Les comportements religieux autorisés au travail

Sauf restrictions apportées par le règlement intérieur aux conditions citées plus haut, un salarié du secteur privé a le droit, sur son lieu de travail, de :

  • porter un signe ou un vêtement religieux ;
  • demander un aménagement des horaires de travail, par exemple pour cause de prière. En revanche, l’employeur n’est pas obligé d’accepter s’il estime que ce changement peut entraver la bonne marche de l’entreprise ;
  • jeûner par conviction religieuse, notamment pendant le ramadan pour les musulmans pratiquants ;
  • prier sur son lieu de travail (en revanche, l’employeur peut émettre des restrictions au fait de prier pendant le temps de travail, car le collaborateur est censé se consacrer pleinement à son travail durant ces heures-là).

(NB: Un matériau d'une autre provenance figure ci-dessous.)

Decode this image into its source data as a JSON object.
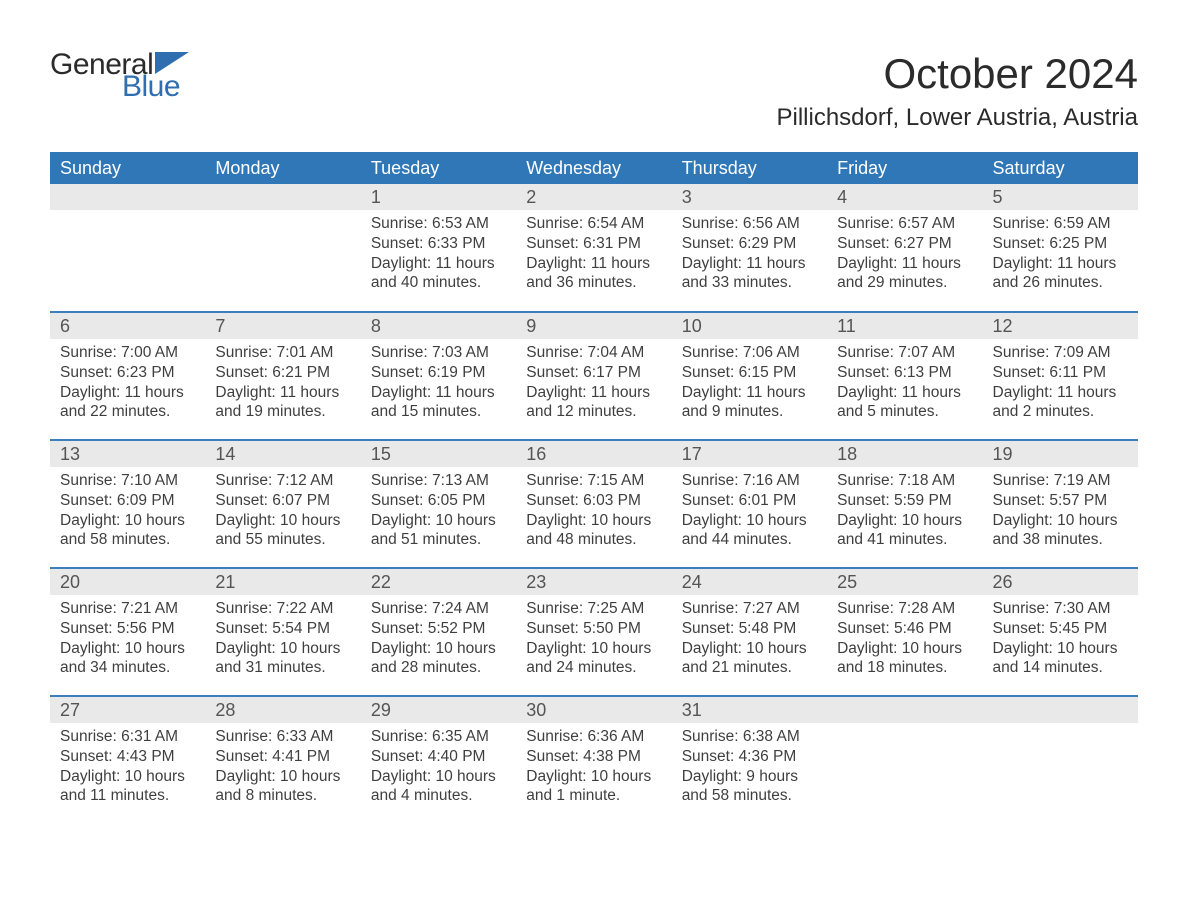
{
  "logo": {
    "text_general": "General",
    "text_blue": "Blue",
    "triangle_color": "#2f6fb0"
  },
  "title": "October 2024",
  "location": "Pillichsdorf, Lower Austria, Austria",
  "colors": {
    "header_bg": "#3077b8",
    "header_text": "#ffffff",
    "daynum_bg": "#e9e9e9",
    "daynum_text": "#555555",
    "body_text": "#3f3f3f",
    "row_border": "#3c7fbd",
    "page_bg": "#ffffff"
  },
  "typography": {
    "title_fontsize": 42,
    "location_fontsize": 24,
    "weekday_fontsize": 18,
    "daynum_fontsize": 18,
    "body_fontsize": 15.5,
    "font_family": "Arial"
  },
  "weekdays": [
    "Sunday",
    "Monday",
    "Tuesday",
    "Wednesday",
    "Thursday",
    "Friday",
    "Saturday"
  ],
  "weeks": [
    [
      {
        "blank": true
      },
      {
        "blank": true
      },
      {
        "n": "1",
        "sunrise": "6:53 AM",
        "sunset": "6:33 PM",
        "dl1": "Daylight: 11 hours",
        "dl2": "and 40 minutes."
      },
      {
        "n": "2",
        "sunrise": "6:54 AM",
        "sunset": "6:31 PM",
        "dl1": "Daylight: 11 hours",
        "dl2": "and 36 minutes."
      },
      {
        "n": "3",
        "sunrise": "6:56 AM",
        "sunset": "6:29 PM",
        "dl1": "Daylight: 11 hours",
        "dl2": "and 33 minutes."
      },
      {
        "n": "4",
        "sunrise": "6:57 AM",
        "sunset": "6:27 PM",
        "dl1": "Daylight: 11 hours",
        "dl2": "and 29 minutes."
      },
      {
        "n": "5",
        "sunrise": "6:59 AM",
        "sunset": "6:25 PM",
        "dl1": "Daylight: 11 hours",
        "dl2": "and 26 minutes."
      }
    ],
    [
      {
        "n": "6",
        "sunrise": "7:00 AM",
        "sunset": "6:23 PM",
        "dl1": "Daylight: 11 hours",
        "dl2": "and 22 minutes."
      },
      {
        "n": "7",
        "sunrise": "7:01 AM",
        "sunset": "6:21 PM",
        "dl1": "Daylight: 11 hours",
        "dl2": "and 19 minutes."
      },
      {
        "n": "8",
        "sunrise": "7:03 AM",
        "sunset": "6:19 PM",
        "dl1": "Daylight: 11 hours",
        "dl2": "and 15 minutes."
      },
      {
        "n": "9",
        "sunrise": "7:04 AM",
        "sunset": "6:17 PM",
        "dl1": "Daylight: 11 hours",
        "dl2": "and 12 minutes."
      },
      {
        "n": "10",
        "sunrise": "7:06 AM",
        "sunset": "6:15 PM",
        "dl1": "Daylight: 11 hours",
        "dl2": "and 9 minutes."
      },
      {
        "n": "11",
        "sunrise": "7:07 AM",
        "sunset": "6:13 PM",
        "dl1": "Daylight: 11 hours",
        "dl2": "and 5 minutes."
      },
      {
        "n": "12",
        "sunrise": "7:09 AM",
        "sunset": "6:11 PM",
        "dl1": "Daylight: 11 hours",
        "dl2": "and 2 minutes."
      }
    ],
    [
      {
        "n": "13",
        "sunrise": "7:10 AM",
        "sunset": "6:09 PM",
        "dl1": "Daylight: 10 hours",
        "dl2": "and 58 minutes."
      },
      {
        "n": "14",
        "sunrise": "7:12 AM",
        "sunset": "6:07 PM",
        "dl1": "Daylight: 10 hours",
        "dl2": "and 55 minutes."
      },
      {
        "n": "15",
        "sunrise": "7:13 AM",
        "sunset": "6:05 PM",
        "dl1": "Daylight: 10 hours",
        "dl2": "and 51 minutes."
      },
      {
        "n": "16",
        "sunrise": "7:15 AM",
        "sunset": "6:03 PM",
        "dl1": "Daylight: 10 hours",
        "dl2": "and 48 minutes."
      },
      {
        "n": "17",
        "sunrise": "7:16 AM",
        "sunset": "6:01 PM",
        "dl1": "Daylight: 10 hours",
        "dl2": "and 44 minutes."
      },
      {
        "n": "18",
        "sunrise": "7:18 AM",
        "sunset": "5:59 PM",
        "dl1": "Daylight: 10 hours",
        "dl2": "and 41 minutes."
      },
      {
        "n": "19",
        "sunrise": "7:19 AM",
        "sunset": "5:57 PM",
        "dl1": "Daylight: 10 hours",
        "dl2": "and 38 minutes."
      }
    ],
    [
      {
        "n": "20",
        "sunrise": "7:21 AM",
        "sunset": "5:56 PM",
        "dl1": "Daylight: 10 hours",
        "dl2": "and 34 minutes."
      },
      {
        "n": "21",
        "sunrise": "7:22 AM",
        "sunset": "5:54 PM",
        "dl1": "Daylight: 10 hours",
        "dl2": "and 31 minutes."
      },
      {
        "n": "22",
        "sunrise": "7:24 AM",
        "sunset": "5:52 PM",
        "dl1": "Daylight: 10 hours",
        "dl2": "and 28 minutes."
      },
      {
        "n": "23",
        "sunrise": "7:25 AM",
        "sunset": "5:50 PM",
        "dl1": "Daylight: 10 hours",
        "dl2": "and 24 minutes."
      },
      {
        "n": "24",
        "sunrise": "7:27 AM",
        "sunset": "5:48 PM",
        "dl1": "Daylight: 10 hours",
        "dl2": "and 21 minutes."
      },
      {
        "n": "25",
        "sunrise": "7:28 AM",
        "sunset": "5:46 PM",
        "dl1": "Daylight: 10 hours",
        "dl2": "and 18 minutes."
      },
      {
        "n": "26",
        "sunrise": "7:30 AM",
        "sunset": "5:45 PM",
        "dl1": "Daylight: 10 hours",
        "dl2": "and 14 minutes."
      }
    ],
    [
      {
        "n": "27",
        "sunrise": "6:31 AM",
        "sunset": "4:43 PM",
        "dl1": "Daylight: 10 hours",
        "dl2": "and 11 minutes."
      },
      {
        "n": "28",
        "sunrise": "6:33 AM",
        "sunset": "4:41 PM",
        "dl1": "Daylight: 10 hours",
        "dl2": "and 8 minutes."
      },
      {
        "n": "29",
        "sunrise": "6:35 AM",
        "sunset": "4:40 PM",
        "dl1": "Daylight: 10 hours",
        "dl2": "and 4 minutes."
      },
      {
        "n": "30",
        "sunrise": "6:36 AM",
        "sunset": "4:38 PM",
        "dl1": "Daylight: 10 hours",
        "dl2": "and 1 minute."
      },
      {
        "n": "31",
        "sunrise": "6:38 AM",
        "sunset": "4:36 PM",
        "dl1": "Daylight: 9 hours",
        "dl2": "and 58 minutes."
      },
      {
        "blank": true
      },
      {
        "blank": true
      }
    ]
  ],
  "labels": {
    "sunrise_prefix": "Sunrise: ",
    "sunset_prefix": "Sunset: "
  }
}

Les comportements religieux interdits au travail

Dans le cadre d’une entreprise privée, un collaborateur n’est pas autorisé à :

  • s’absenter pour une cérémonie ou fête religieuse sans y avoir été autorisé par son employeur. Dans ce cas de figure, le salarié doit demander l’autorisation de son employeur, qui est en droit de lui opposer un refus. Certaines conventions collectives prévoient toutefois un congé pour cérémonie ou fête religieuse ;
  • refuser une visite médicale auprès du médecin du travail pour motif religieux ;
  • refuser d’effectuer certaines tâches du fait de sa religion ;
  • refuser d’obéir aux ordres de son supérieur hiérarchique, par exemple au motif qu’elle est une femme ;
  • faire du prosélytisme, c’est-à-dire essayer de convaincre d’autres salariés d’adhérer à sa religion.